I’ve written about our cat Scooter. A while back I’d bought myself a Sputnik camera, and old Russian roll-film camera that takes two pictures simultaneously, each of them of the same thing, but with separate lenses spaced about the same distance as a pair of eyes. With a special stereo viewer or by making what’s called an anaglyph you can reconstruct the scene giving you a 3-d effect. When I took the camera outside on the first day I had it Scooter followed me out.

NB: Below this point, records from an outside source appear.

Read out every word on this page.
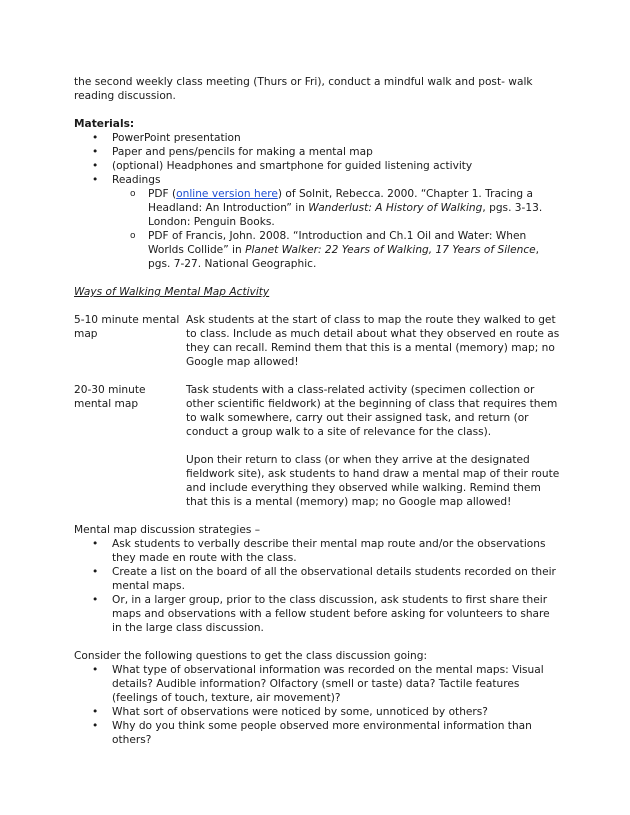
the second weekly class meeting (Thurs or Fri), conduct a mindful walk and post- walk reading discussion.

Materials:

• PowerPoint presentation
• Paper and pens/pencils for making a mental map
• (optional) Headphones and smartphone for guided listening activity
• Readings
o PDF (online version here) of Solnit, Rebecca. 2000. “Chapter 1. Tracing a Headland: An Introduction” in Wanderlust: A History of Walking, pgs. 3-13. London: Penguin Books.
o PDF of Francis, John. 2008. “Introduction and Ch.1 Oil and Water: When Worlds Collide” in Planet Walker: 22 Years of Walking, 17 Years of Silence, pgs. 7-27. National Geographic.

Ways of Walking Mental Map Activity

5-10 minute mental map

Ask students at the start of class to map the route they walked to get to class. Include as much detail about what they observed en route as they can recall. Remind them that this is a mental (memory) map; no Google map allowed!

20-30 minute mental map

Task students with a class-related activity (specimen collection or other scientific fieldwork) at the beginning of class that requires them to walk somewhere, carry out their assigned task, and return (or conduct a group walk to a site of relevance for the class).

Upon their return to class (or when they arrive at the designated fieldwork site), ask students to hand draw a mental map of their route and include everything they observed while walking. Remind them that this is a mental (memory) map; no Google map allowed!

Mental map discussion strategies –

• Ask students to verbally describe their mental map route and/or the observations they made en route with the class.
• Create a list on the board of all the observational details students recorded on their mental maps.
• Or, in a larger group, prior to the class discussion, ask students to first share their maps and observations with a fellow student before asking for volunteers to share in the large class discussion.

Consider the following questions to get the class discussion going:

• What type of observational information was recorded on the mental maps: Visual details? Audible information? Olfactory (smell or taste) data? Tactile features (feelings of touch, texture, air movement)?
• What sort of observations were noticed by some, unnoticed by others?
• Why do you think some people observed more environmental information than others?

Above and below are a couple anaglyphs made from images shot during that session. If you have a pair of red/cyan 3-d glasses you can see the image in stereo. (A red/greed pair will work as well, though not as well. Clear glasses that use polarized light won’t work for teasing apart the separate images in the anaglyph.) I constructed the anaglyphs in a way that would still make sense to viewers without the 3-d glasses, in a way that features the star of each picture…

3dtail.jpg

As much fun as I had outside with the cat I hadn’t bought the camera to take more wonderful cat pictures. George Bush’s Iraq War was chugging along full steam and the notorious pictures from Abu Ghraib had recently surfaced. The world was pissed after seeing them and so was I. Politics seeps into my art in various ways, most of them subtle, but I started a small serious of pieces addressing the Iraq war. Below is one of those works, a 3-d photomontage combining staged elements along with one of the most infamous war images of recent times. It’s a complex response, combining what might look like humor with a seething rage I still harbor towards a war launched by a man who’s now been responsible for more American deaths than the number of those who died in the September 11 attacks in New York. And that’s only a fraction of those who’ve been killed.

3dcancanfinal.jpg
James SOE NYUN: Le Can-Can Abu Ghraib.

Technical Details: The original Abu Ghraib image was gently dissected and reassembled into two slightly different images that were then composited to give a subtle 3-d image. The foreground and stage were mockups that I staged and photographed twice with conventional cameras, moving the tripod to the side about four inches between exposures. The “dancing” figures were photographed using the stereo Sputnik camera. Two separate composite images were completed using Photoshop, one reflecting what the left eye might see, the other what the right eye would see. The left image was then pasted into the red channels of the final image and the right image pasted into the green and blue channels. The final work is printed fairly large, at a scale approaching narrative history paintings.

Google “photoshop” and “anaglyph” for a pile of resources on how to make your own anaglyphs.